To be honest the show’s main plot isn’t that magnificent but there is a lot to appreciate. Most story bits will reset themselves after being told, making the show less gritty and much more laid back. The way the show is designed I don’t really see it as a bad thing since there’s not much to dwell on once it’s fixed. Basically this means that every episode is self-contained and what may have been the focus point of one episode doesn’t necessarily carry on in the next episode. Some of the situations that are put together are pretty good, others are much less believable, and others are just way out there, but in general the story delivers. GTO is remembered by most of its fans as a very good experience and it certainly was good for its time. I’d honestly say it has legs making it worthwhile to watch by those who missed out.
On the down side, the end of the show happens too quickly and doesn’t really reach any kind of conclusion, thus breaking the overall experience. The anime is supposed to have covered up to volume 14 of the manga, with its own added twists and variations to separate it from the source material. Although GTO is a great show to watch, the end is so lacking that anyone that is truly enamored with the characters and wants a real ending would need to continue reading the manga from volume 15 onwards. Conversely, you might consider starting over from the beginning of the manga and re-digest it all.

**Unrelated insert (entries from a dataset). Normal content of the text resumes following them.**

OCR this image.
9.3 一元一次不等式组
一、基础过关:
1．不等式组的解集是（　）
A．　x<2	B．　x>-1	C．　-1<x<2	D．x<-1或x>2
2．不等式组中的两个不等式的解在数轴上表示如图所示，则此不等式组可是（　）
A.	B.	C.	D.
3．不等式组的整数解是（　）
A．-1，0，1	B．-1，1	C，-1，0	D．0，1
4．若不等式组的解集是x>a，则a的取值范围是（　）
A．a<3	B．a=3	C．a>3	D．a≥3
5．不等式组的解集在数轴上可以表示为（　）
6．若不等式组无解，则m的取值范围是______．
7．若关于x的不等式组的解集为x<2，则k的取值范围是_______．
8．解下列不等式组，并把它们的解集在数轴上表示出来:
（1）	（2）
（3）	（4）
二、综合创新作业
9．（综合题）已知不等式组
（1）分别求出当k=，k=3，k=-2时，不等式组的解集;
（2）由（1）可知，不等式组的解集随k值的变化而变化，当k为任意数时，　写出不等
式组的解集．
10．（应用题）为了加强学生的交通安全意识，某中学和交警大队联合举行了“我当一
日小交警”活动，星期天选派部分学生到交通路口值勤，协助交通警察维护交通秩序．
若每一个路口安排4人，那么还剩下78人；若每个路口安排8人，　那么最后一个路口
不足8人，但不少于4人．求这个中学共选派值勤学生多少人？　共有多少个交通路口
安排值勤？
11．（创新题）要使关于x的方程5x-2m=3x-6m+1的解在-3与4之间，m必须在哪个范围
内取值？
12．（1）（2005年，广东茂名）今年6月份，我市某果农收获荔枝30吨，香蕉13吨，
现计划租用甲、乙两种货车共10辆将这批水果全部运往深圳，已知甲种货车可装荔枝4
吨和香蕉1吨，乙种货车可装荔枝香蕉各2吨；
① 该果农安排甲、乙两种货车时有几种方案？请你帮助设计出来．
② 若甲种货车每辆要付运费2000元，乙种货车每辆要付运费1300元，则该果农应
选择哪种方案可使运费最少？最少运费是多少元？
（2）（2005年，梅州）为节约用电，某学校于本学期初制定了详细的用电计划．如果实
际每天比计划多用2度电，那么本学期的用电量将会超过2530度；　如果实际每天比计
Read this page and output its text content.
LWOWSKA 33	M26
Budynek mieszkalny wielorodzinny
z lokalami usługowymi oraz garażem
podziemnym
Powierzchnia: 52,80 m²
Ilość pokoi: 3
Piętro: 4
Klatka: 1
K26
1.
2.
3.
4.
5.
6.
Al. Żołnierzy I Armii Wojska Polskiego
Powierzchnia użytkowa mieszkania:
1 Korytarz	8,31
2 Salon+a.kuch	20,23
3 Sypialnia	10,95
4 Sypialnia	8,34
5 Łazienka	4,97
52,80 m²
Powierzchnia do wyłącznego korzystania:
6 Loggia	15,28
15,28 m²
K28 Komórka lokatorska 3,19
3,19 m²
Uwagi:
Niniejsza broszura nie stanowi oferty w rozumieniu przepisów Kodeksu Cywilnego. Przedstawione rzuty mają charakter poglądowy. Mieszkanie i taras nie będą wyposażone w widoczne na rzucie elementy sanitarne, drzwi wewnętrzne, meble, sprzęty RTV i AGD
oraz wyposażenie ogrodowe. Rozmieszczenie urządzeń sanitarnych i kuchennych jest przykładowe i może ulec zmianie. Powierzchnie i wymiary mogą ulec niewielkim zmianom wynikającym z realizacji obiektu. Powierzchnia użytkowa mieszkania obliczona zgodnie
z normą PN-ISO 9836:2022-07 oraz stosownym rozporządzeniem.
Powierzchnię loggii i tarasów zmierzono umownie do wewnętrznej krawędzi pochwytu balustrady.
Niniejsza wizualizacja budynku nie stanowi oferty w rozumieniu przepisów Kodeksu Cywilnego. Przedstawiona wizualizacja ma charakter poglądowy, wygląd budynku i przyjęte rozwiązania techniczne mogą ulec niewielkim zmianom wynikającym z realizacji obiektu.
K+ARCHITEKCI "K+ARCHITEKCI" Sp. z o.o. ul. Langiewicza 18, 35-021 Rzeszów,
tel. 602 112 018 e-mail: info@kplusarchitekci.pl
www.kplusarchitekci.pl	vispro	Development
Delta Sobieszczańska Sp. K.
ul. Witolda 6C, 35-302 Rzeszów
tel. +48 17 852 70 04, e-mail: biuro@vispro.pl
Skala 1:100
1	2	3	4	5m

For some this is fine, but I’m a firm believer in a solid ending for an anime and GTO unfortunately does not have one.
As always with the big successes, even with the rushed ending GTO was popular at the time it came out for many good reasons that I am still able to pick up on and enjoy. There’s very good reasons to be a GTO fan indeed. It’s not going to change your views on teachers or education as a whole, but it’s offbeat enough to carry you through a good deal of crazy school drama coupled with some laughs and smiles all the way through.
Props go to all my previous and future teachers and professors; a few of you did and still do care about more than one’s classroom performance.